Omega asks you to pay him $100. Do you pay?
This problem is roughly isomorphic to the branch of Transparent Newcomb (version 1, version 2) where box B is empty, but it's simpler.
Here's a diagram:
Downvoted for the obnoxiousness of saying "of course" and not giving even the vaguest of explanations. This comment read to me like this: "It's stupid that you would even ask such a question, and I can't be bothered to say why it's stupid, but I can be bothered to proclaim my superior intelligence".
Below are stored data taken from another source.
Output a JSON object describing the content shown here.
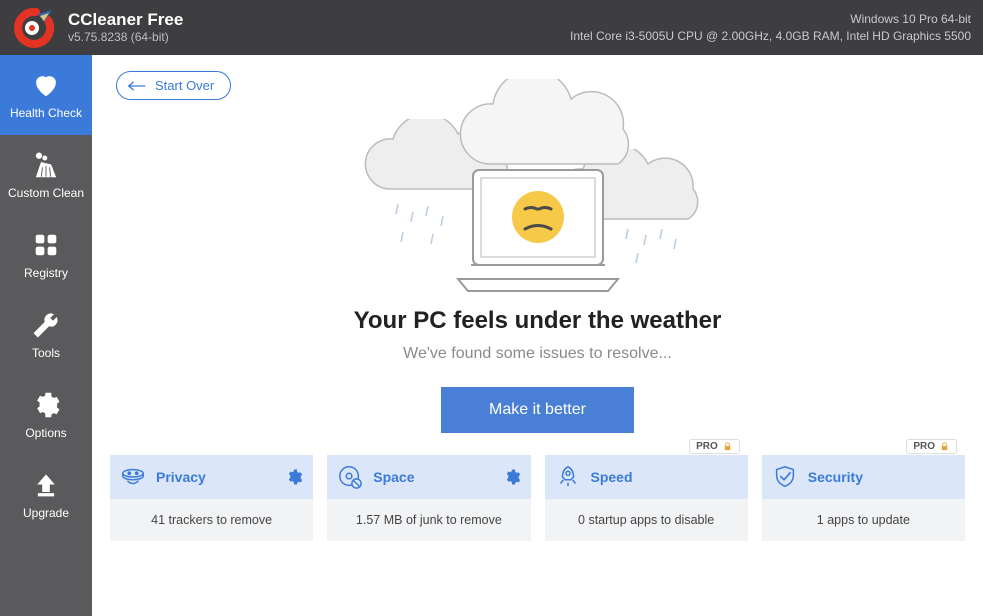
{
  "header": {
    "title": "CCleaner Free",
    "version": "v5.75.8238 (64-bit)",
    "os": "Windows 10 Pro 64-bit",
    "hw": "Intel Core i3-5005U CPU @ 2.00GHz, 4.0GB RAM, Intel HD Graphics 5500"
  },
  "sidebar": {
    "items": [
      {
        "label": "Health Check"
      },
      {
        "label": "Custom Clean"
      },
      {
        "label": "Registry"
      },
      {
        "label": "Tools"
      },
      {
        "label": "Options"
      },
      {
        "label": "Upgrade"
      }
    ]
  },
  "main": {
    "start_over": "Start Over",
    "headline": "Your PC feels under the weather",
    "subline": "We've found some issues to resolve...",
    "cta": "Make it better"
  },
  "cards": [
    {
      "title": "Privacy",
      "detail": "41 trackers to remove",
      "gear": true,
      "pro": false
    },
    {
      "title": "Space",
      "detail": "1.57 MB of junk to remove",
      "gear": true,
      "pro": false
    },
    {
      "title": "Speed",
      "detail": "0 startup apps to disable",
      "gear": false,
      "pro": true
    },
    {
      "title": "Security",
      "detail": "1 apps to update",
      "gear": false,
      "pro": true
    }
  ],
  "pro_label": "PRO"
}
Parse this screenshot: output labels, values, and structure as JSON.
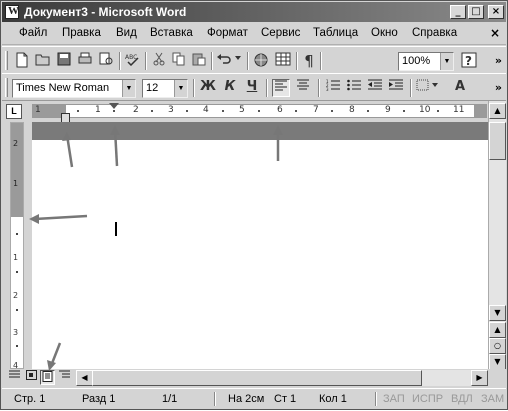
{
  "window": {
    "title": "Документ3 - Microsoft Word"
  },
  "window_controls": {
    "minimize": "_",
    "maximize": "□",
    "close": "×"
  },
  "menu": {
    "items": [
      "Файл",
      "Правка",
      "Вид",
      "Вставка",
      "Формат",
      "Сервис",
      "Таблица",
      "Окно",
      "Справка"
    ],
    "close_glyph": "×"
  },
  "standard_toolbar": {
    "icons": [
      "new-document-icon",
      "open-folder-icon",
      "save-icon",
      "print-preview-icon",
      "print-icon",
      "spell-check-icon",
      "cut-icon",
      "copy-icon",
      "paste-icon",
      "undo-icon",
      "web-icon",
      "table-icon",
      "pilcrow-icon",
      "help-icon"
    ],
    "zoom": "100%",
    "overflow": "»"
  },
  "formatting_toolbar": {
    "font_name": "Times New Roman",
    "font_size": "12",
    "bold": "Ж",
    "italic": "К",
    "underline": "Ч",
    "font_color_label": "A",
    "overflow": "»"
  },
  "ruler": {
    "corner": "L",
    "numbers": [
      "1",
      "1",
      "2",
      "3",
      "4",
      "5",
      "6",
      "7",
      "8",
      "9",
      "10",
      "11"
    ]
  },
  "vertical_ruler": {
    "numbers": [
      "2",
      "1",
      "1",
      "2",
      "3",
      "4"
    ]
  },
  "status_bar": {
    "page": "Стр. 1",
    "section": "Разд 1",
    "pages": "1/1",
    "at": "На 2см",
    "line": "Ст 1",
    "column": "Кол 1",
    "rec": "ЗАП",
    "trk": "ИСПР",
    "ext": "ВДЛ",
    "ovr": "ЗАМ"
  }
}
I'm sorry it came off that way, I just found it overly similar to the other various Newcomblike problems, and couldn't see how it was supposed to reveal anything new about optimal decision strategies; paying is the TDT answer and the UDT answer; it's the choice you'd wish you could have precommitted to if you could have precommitted, it's the decision-type that will cause you to actually get $1,000,000, etc. If I'm not mistaken, this problem doesn't address any decision situations not already covered by standard Counterfactual Mugging and Parfit's Hitchhiker.
(Admittedly, I should have just said all that in the first place.)